バンとトラックの機能を併せ持つ、唯一無二の軽商用車「アトレーデッキバン」。そのユニークな成り立ちは、特定のニーズを持つユーザーにとって最高の相棒となり得ます。記事の内容から、このクルマは特に以下のような方におすすめです。
趣味を全力で楽しみたいアウトドア派の人
釣りやキャンプなどで汚れたり濡れたりした道具は気兼ねなく荷台へ、一方で高価な道具や着替えはロックのかかる後席へ、といった完璧な使い分けが可能です。仲間と一緒に4人まで乗れるのも軽トラックにはない大きな魅力です。

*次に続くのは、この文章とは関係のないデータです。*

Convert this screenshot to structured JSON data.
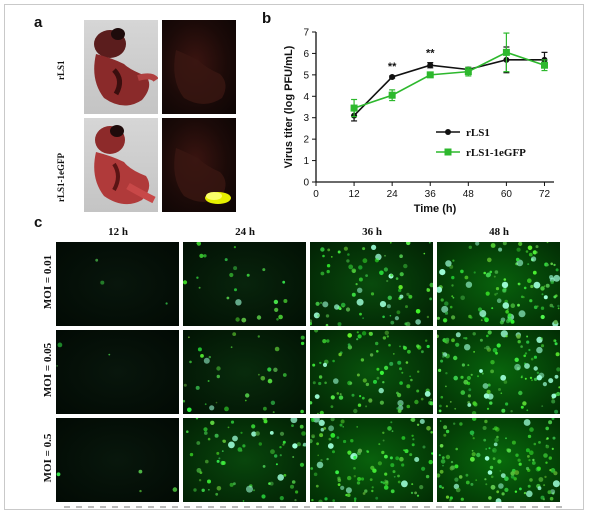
{
  "panels": {
    "a": {
      "letter": "a",
      "samples": [
        "rLS1",
        "rLS1-1eGFP"
      ]
    },
    "b": {
      "letter": "b"
    },
    "c": {
      "letter": "c",
      "columns": [
        "12 h",
        "24 h",
        "36 h",
        "48 h"
      ],
      "rows": [
        "MOI = 0.01",
        "MOI = 0.05",
        "MOI = 0.5"
      ],
      "fluorescence_intensity": [
        [
          0.02,
          0.18,
          0.6,
          0.85
        ],
        [
          0.02,
          0.25,
          0.7,
          0.9
        ],
        [
          0.03,
          0.55,
          0.85,
          0.95
        ]
      ]
    }
  },
  "chart_data": {
    "type": "line",
    "xlabel": "Time (h)",
    "ylabel": "Virus titer (log PFU/mL)",
    "x": [
      12,
      24,
      36,
      48,
      60,
      72
    ],
    "xticks": [
      0,
      12,
      24,
      36,
      48,
      60,
      72
    ],
    "xlim": [
      0,
      75
    ],
    "ylim": [
      0,
      7
    ],
    "yticks": [
      0,
      1,
      2,
      3,
      4,
      5,
      6,
      7
    ],
    "series": [
      {
        "name": "rLS1",
        "color": "#111111",
        "marker": "circle",
        "values": [
          3.1,
          4.9,
          5.45,
          5.25,
          5.7,
          5.7
        ],
        "errors": [
          0.25,
          0.05,
          0.12,
          0.1,
          0.6,
          0.35
        ]
      },
      {
        "name": "rLS1-1eGFP",
        "color": "#2db82d",
        "marker": "square",
        "values": [
          3.45,
          4.05,
          5.0,
          5.15,
          6.05,
          5.45
        ],
        "errors": [
          0.4,
          0.25,
          0.05,
          0.2,
          0.9,
          0.25
        ]
      }
    ],
    "annotations": [
      {
        "text": "**",
        "x": 24
      },
      {
        "text": "**",
        "x": 36
      }
    ],
    "legend": "right"
  }
}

仕事や活動で「汚れたモノ」と「守りたいモノ」を同時に運びたい人
記事で紹介したように、「獲物と猟銃」「屋外で使う道具と屋内で使う精密機器」など、性質の異なる荷物を明確に分けて積みたい場合に真価を発揮します。バンやトラック単体では解決しにくい、プロの現場ならではの悩みに応えてくれます。

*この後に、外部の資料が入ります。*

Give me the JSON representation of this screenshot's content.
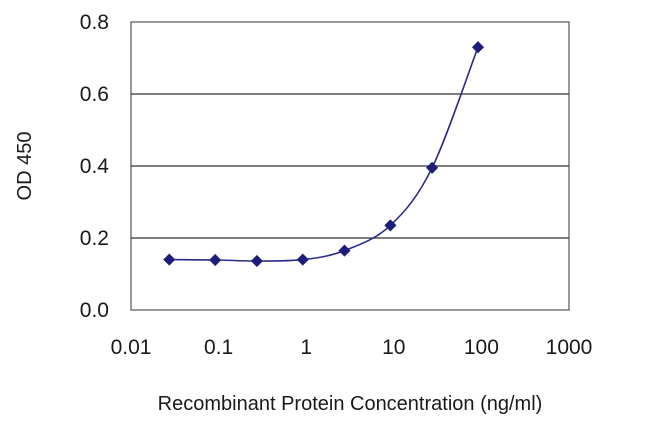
{
  "chart_data": {
    "type": "line",
    "title": "",
    "xlabel": "Recombinant Protein Concentration (ng/ml)",
    "ylabel": "OD 450",
    "x_scale": "log",
    "xlim": [
      0.01,
      1000
    ],
    "ylim": [
      0,
      0.8
    ],
    "x_ticks": [
      "0.01",
      "0.1",
      "1",
      "10",
      "100",
      "1000"
    ],
    "y_ticks": [
      "0.0",
      "0.2",
      "0.4",
      "0.6",
      "0.8"
    ],
    "grid": "horizontal",
    "legend": "none",
    "series": [
      {
        "color": "#2b2b8c",
        "marker": "diamond",
        "points": [
          {
            "x": 0.0274,
            "y": 0.14
          },
          {
            "x": 0.0914,
            "y": 0.139
          },
          {
            "x": 0.274,
            "y": 0.136
          },
          {
            "x": 0.914,
            "y": 0.14
          },
          {
            "x": 2.74,
            "y": 0.165
          },
          {
            "x": 9.14,
            "y": 0.235
          },
          {
            "x": 27.4,
            "y": 0.395
          },
          {
            "x": 91.4,
            "y": 0.73
          }
        ]
      }
    ]
  }
}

ありきたりなクルマでは満足できず、自分だけのスタイルを表現したい人
その独特な外観は、街中でもアウトドアでも人とは違う個性を際立たせます。「どうやって使おうか?」と考える時間そのものを楽しめる、クリエイティブな発想を持った方にぴったりの一台です。
この記事を読んで、あなたの趣味や仕事のシーンで「こう使ったら、絶対面白い!」というアイデアが少しでも浮かんだなら、その直感はきっと正しいはずです。
ぜひ一度、お近くの販売店でこの“移動できる秘密基地”に触れ、あなたの可能性をさらに広げてみてください。